AGP-Speed Benchmark Results – SPECviewperf 6.1.1
For people who are using OpenGL-software professionally those results could be rather meaningful. You could say that under Windows NT or the upcoming Windows2000 the results will be very similar. However, please don’t forget that you currently don’t have any chance of switching to AGP2x on Irongate-platforms under NT.
Advanced Visualizer may not care much about AGP4x, but it definitely makes a big difference between AGP1x and AGP2x. Again I wonder what AMD has to say to the Irongate-results, since a performance-difference of more than 20% is definitely noticeable.
The CAD-software Design Review is not making much of a difference between the AGP-speeds, although there’s at least some improvement when you switch from AGP1x to AGP2x.
Data Explorer handles AGP-speed pretty much the same as Design Review above. It shouldn’t really be AGP1x, but more than AGP2x seems not really required.
AGP-Speed Benchmark Results – SPECviewperf 6.1.1, Continued
Lightscape is again rather unimpressed by AGP4x, but at least on i840 you can notice quite a difference between AGP1x and AGP2x.
Last but not least the well known ProCDRS-benchmark for ProEngineer shows even quite an advance if AGP4x is used. AGP4x seems to be worth a consideration for ProEngineer users.
Summary of AGP-Speed Results
The benchmarks have shown that even now AGP-speed doesn’t seem to have a whole lot of an impact on the current crop of 3D-games. For gamers AMD might get away with its claim that AGP1x is just as good as AGP2x as long as the difference is only 4%. This will only remain until finally 3D-games with detailed objects and thus high polygon counts become available, as NVIDIA has been promising us for quite a while. Those games will certainly make a difference between the different AGP-speeds. The first two benchmarks should give you a pretty good idea of it.
Professional users of OpenGL-software should avoid the Athlon/Irongate-combination if they are planning to use a 3D-card with NVIDIA’s GeForce256-chip, as e.g the Quadro-cards. At the moment it’s close to impossible to run any GeForce or Quadro card on Irongate under NT at anything more than PCI66-speed. Athlon/KX133 or Pentium III on an expensive RDRAM-platform are the smarter choices.
‘Fast Writes’ on Platforms with i820 and i840
It seems as if NVIDIA is currently having some problems with ‘Fast Writes’. This feature is obviously supposed to improve performance, but currently the system runs faster without it. Unfortunately ‘Fast Writes’ are enabled by default in GeForce’s driver. There is a way however to disable it at least under Windows 95/98.

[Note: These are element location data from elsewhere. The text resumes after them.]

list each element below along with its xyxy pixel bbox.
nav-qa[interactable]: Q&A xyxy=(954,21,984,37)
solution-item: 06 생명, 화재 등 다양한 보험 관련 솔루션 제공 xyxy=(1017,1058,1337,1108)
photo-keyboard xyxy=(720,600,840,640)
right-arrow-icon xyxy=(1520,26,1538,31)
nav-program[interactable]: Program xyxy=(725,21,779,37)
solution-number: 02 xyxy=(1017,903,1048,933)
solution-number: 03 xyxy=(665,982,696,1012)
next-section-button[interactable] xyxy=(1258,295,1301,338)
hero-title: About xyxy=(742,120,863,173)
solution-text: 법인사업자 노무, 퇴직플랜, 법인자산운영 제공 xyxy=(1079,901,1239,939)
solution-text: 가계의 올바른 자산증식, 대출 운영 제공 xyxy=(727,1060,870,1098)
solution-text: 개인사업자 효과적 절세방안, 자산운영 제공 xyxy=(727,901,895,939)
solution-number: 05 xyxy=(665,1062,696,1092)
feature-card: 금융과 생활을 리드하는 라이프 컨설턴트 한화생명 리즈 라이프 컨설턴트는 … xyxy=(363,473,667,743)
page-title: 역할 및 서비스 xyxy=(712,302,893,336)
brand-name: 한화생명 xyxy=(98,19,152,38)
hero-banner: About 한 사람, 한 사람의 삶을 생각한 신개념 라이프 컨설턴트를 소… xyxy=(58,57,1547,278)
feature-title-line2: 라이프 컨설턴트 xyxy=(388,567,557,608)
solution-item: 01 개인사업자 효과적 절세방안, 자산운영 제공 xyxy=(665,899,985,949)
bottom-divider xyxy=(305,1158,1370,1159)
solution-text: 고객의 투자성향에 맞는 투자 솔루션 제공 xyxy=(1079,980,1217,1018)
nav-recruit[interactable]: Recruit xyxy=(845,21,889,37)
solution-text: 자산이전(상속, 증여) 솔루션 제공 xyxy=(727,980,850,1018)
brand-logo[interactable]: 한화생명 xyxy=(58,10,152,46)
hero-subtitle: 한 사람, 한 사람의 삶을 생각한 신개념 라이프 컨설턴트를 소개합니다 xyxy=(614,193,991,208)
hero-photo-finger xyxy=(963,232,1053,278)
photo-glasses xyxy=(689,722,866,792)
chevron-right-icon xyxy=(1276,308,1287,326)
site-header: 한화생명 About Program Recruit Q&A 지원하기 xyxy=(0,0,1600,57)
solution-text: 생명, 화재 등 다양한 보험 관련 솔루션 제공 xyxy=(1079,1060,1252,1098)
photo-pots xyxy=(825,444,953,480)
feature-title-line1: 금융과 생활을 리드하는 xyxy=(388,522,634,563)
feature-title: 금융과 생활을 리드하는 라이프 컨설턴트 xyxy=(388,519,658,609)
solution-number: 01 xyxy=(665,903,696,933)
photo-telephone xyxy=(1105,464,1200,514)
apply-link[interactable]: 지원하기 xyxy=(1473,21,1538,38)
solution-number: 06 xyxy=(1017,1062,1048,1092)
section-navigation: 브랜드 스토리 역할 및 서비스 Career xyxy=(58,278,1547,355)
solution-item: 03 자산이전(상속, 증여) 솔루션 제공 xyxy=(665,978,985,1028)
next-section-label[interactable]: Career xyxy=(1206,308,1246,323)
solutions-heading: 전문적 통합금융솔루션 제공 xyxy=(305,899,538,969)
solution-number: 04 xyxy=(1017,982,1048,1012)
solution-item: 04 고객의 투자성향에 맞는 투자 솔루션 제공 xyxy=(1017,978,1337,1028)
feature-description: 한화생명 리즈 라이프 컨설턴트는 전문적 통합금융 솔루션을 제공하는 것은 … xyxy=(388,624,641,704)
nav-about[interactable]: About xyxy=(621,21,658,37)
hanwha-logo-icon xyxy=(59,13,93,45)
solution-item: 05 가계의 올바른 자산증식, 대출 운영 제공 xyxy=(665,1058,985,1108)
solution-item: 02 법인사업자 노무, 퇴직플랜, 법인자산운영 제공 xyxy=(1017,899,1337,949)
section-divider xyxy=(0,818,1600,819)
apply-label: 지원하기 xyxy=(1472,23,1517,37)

A registry switch is also taking care of the fast writes:
[HKEY_LOCAL_MACHINESoftwareNVIDIA CorporationGlobalSystem]
“ReqAGPFW”=dword:00000000
Again I’d like to note that you need to restart your system to make the setting effective. The same person who published the hoax with the AGP-speed switch also advises to turn this feature on by entering ‘1’. This doesn’t have any impact on platforms with chipsets other than i820 or i840. It’s also the default setting anyway, so that you can definitely save the time of entering this setting in the ‘enabled’-mode into your registry. You will only get the quite noticeable performance-boost by disabling this feature though, via entering the above shown ‘0’.
Here are some benchmarks that show the difference:
‘Fast Writes’ on Platforms with i820 and i840 – 3DMark2000
‘Fast Writes’ on Platforms with i820 and i840 – SphereMark
‘Fast Writes’ on Platforms with i820 and i840 – Quake 3 Arena
‘Fast Writes’ on Platforms with i820 and i840 – SPECviewperf 6.1.1
You can certainly see what remarkable difference this little setting makes.
I informed NVIDIA about those findings last week, so that I’m sure you can expect a driver-update that takes care of this issue very soon.